O seminário apresentado pelo prefeito pautou a defasagem nos critérios adotados pelos entes federativos para a execução dos repasses às cidades brasileiras, sobretudo do Fundo de Participação dos Municípios (FPM).
Vice-presidente de Municípios Subfinanciados pela Frente Nacional de Prefeitos (FNP), Kayo Amado tem reivindicado intervenções emergenciais por parte da União e do Estado, respaldado por dados que evidenciam essa discrepância.
Apesar de figurar entre as 100 maiores cidades do Brasil, São Vicente possui receita superior apenas à de cerca de 10% dos municípios do país, ocupando a 5.035ª posição em renda per capita.
“É um exemplo de que os governos Estadual e Federal não contribuem com o que deveriam para nos ajudar a custear o serviço público. Precisamos corrigir a fórmula dos indicadores que repassam os recursos, porque, no final das contas, quem paga a conta somos nós”, destacou Kayo.

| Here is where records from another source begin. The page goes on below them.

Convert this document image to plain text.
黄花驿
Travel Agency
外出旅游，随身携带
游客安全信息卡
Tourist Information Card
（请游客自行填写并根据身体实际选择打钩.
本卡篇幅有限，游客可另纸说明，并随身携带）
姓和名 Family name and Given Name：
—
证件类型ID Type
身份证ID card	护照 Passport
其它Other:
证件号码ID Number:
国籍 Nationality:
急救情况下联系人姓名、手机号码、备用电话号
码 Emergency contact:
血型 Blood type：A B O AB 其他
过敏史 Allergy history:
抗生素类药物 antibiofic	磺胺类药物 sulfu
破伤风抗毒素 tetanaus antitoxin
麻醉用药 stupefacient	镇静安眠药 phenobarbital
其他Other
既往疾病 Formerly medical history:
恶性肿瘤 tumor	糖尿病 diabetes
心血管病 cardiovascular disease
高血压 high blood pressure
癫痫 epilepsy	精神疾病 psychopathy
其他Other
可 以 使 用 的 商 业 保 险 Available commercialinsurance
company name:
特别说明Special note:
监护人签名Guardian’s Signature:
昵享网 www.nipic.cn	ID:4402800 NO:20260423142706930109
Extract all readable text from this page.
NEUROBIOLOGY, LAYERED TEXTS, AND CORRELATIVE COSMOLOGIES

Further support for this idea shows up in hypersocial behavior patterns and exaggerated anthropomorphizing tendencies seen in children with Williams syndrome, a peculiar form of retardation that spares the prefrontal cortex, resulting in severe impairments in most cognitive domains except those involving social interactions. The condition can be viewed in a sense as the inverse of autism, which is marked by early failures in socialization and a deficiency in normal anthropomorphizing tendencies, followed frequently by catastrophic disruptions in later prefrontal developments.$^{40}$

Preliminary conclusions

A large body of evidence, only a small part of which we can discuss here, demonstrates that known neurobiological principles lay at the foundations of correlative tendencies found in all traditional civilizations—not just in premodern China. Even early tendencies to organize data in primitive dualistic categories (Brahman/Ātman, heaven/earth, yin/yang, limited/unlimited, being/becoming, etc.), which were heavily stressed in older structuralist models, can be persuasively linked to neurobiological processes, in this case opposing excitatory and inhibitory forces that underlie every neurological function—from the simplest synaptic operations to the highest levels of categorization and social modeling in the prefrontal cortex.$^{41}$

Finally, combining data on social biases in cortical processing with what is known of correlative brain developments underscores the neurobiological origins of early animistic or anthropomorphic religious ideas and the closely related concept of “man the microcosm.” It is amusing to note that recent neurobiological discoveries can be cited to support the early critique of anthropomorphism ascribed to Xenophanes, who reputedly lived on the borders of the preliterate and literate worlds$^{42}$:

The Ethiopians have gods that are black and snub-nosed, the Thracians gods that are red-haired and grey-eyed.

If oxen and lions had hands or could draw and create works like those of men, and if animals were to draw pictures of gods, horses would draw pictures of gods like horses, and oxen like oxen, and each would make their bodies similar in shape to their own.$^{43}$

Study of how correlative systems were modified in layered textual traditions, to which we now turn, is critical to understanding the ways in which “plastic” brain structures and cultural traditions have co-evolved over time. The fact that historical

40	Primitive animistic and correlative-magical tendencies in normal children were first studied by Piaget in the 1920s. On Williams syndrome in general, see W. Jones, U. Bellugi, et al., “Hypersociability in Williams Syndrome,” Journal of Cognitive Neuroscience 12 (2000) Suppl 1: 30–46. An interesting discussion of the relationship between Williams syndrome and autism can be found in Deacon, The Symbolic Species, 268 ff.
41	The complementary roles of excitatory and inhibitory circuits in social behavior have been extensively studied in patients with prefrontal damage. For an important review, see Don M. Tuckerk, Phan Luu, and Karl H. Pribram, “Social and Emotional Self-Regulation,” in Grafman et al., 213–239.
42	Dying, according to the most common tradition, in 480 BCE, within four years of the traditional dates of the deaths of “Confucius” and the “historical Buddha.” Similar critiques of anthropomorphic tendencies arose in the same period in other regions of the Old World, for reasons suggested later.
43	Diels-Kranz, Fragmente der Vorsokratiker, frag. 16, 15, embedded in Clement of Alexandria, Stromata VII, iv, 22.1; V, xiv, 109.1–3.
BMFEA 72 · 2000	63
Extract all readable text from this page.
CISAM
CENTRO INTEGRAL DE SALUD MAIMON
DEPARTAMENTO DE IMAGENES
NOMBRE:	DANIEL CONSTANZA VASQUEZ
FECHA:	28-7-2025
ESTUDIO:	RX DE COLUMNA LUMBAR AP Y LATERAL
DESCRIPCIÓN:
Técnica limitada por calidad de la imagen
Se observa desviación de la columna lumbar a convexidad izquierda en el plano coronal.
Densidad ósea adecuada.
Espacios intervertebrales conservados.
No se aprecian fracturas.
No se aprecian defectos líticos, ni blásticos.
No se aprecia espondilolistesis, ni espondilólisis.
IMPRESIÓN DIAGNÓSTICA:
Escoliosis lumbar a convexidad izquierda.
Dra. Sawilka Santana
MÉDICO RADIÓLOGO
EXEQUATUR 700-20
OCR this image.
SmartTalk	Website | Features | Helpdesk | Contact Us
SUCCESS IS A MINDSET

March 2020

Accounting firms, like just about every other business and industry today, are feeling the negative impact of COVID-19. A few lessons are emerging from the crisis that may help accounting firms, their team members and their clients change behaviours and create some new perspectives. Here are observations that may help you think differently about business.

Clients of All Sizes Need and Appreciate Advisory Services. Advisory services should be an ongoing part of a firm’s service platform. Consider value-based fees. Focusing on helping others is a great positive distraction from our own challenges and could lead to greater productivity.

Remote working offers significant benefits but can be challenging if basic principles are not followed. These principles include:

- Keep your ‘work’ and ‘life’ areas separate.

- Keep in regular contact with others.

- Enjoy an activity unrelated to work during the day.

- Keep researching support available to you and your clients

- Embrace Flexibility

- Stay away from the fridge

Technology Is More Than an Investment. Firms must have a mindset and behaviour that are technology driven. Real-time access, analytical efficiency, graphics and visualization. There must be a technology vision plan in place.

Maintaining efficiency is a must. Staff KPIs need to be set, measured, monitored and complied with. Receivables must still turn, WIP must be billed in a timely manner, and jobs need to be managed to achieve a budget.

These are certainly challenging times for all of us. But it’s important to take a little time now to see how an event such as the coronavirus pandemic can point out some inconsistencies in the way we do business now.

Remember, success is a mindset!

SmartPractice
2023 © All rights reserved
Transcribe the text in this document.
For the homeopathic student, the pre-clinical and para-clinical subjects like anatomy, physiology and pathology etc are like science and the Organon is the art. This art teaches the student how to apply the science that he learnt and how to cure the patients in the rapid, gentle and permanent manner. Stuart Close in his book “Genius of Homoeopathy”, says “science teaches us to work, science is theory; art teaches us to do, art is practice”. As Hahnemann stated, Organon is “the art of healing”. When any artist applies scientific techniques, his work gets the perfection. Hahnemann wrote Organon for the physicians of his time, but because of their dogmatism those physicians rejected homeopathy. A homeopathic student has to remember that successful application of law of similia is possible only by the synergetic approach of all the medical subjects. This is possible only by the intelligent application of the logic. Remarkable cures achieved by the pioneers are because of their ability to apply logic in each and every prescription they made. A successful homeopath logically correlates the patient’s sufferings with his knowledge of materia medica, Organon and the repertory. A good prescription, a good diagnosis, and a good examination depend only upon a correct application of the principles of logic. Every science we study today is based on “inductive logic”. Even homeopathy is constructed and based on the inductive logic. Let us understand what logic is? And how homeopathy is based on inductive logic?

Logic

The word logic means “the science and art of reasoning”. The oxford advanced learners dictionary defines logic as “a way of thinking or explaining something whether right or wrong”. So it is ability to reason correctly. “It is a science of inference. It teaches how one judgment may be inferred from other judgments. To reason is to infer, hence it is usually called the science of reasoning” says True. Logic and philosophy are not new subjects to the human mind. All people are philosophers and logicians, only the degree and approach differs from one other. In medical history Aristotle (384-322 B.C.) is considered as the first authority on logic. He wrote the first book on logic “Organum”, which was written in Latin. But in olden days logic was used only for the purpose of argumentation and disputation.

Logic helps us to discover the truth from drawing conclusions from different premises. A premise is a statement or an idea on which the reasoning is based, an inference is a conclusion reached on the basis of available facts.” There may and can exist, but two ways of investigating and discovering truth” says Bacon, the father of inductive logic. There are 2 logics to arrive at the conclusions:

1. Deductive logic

Agenda no Ministério da Saúde
Na reunião com o supervisor administrativo da Assessoria Especial de Assuntos Parlamentares e Federativos do Ministério da Saúde, Humberto Tobé, Kayo Amado apresentou dados relativos à defasagem nos repasses da União para a manutenção dos serviços da saúde municipal, reiterando, mais uma vez, a necessidade de aporte da União.
Atualmente, a cidade recebe cerca de R$ 300 por habitante ao ano para prover políticas públicas no setor.
“Brasília é a terra que visitamos para destravar os problemas da nossa cidade. Precisamos de ajuda. Esse é um objetivo de vida: trabalhar para, além de custearmos um bom serviço para a Cidade, impactar diretamente na vida das pessoas”, enfatizou o prefeito vicentino.
Vale lembrar que o município garantiu, no início deste ano, R$ 10 milhões do Ministério da Saúde. Os recursos são destinados à manutenção dos serviços, custeio de insumos e outras demandas da rede municipal.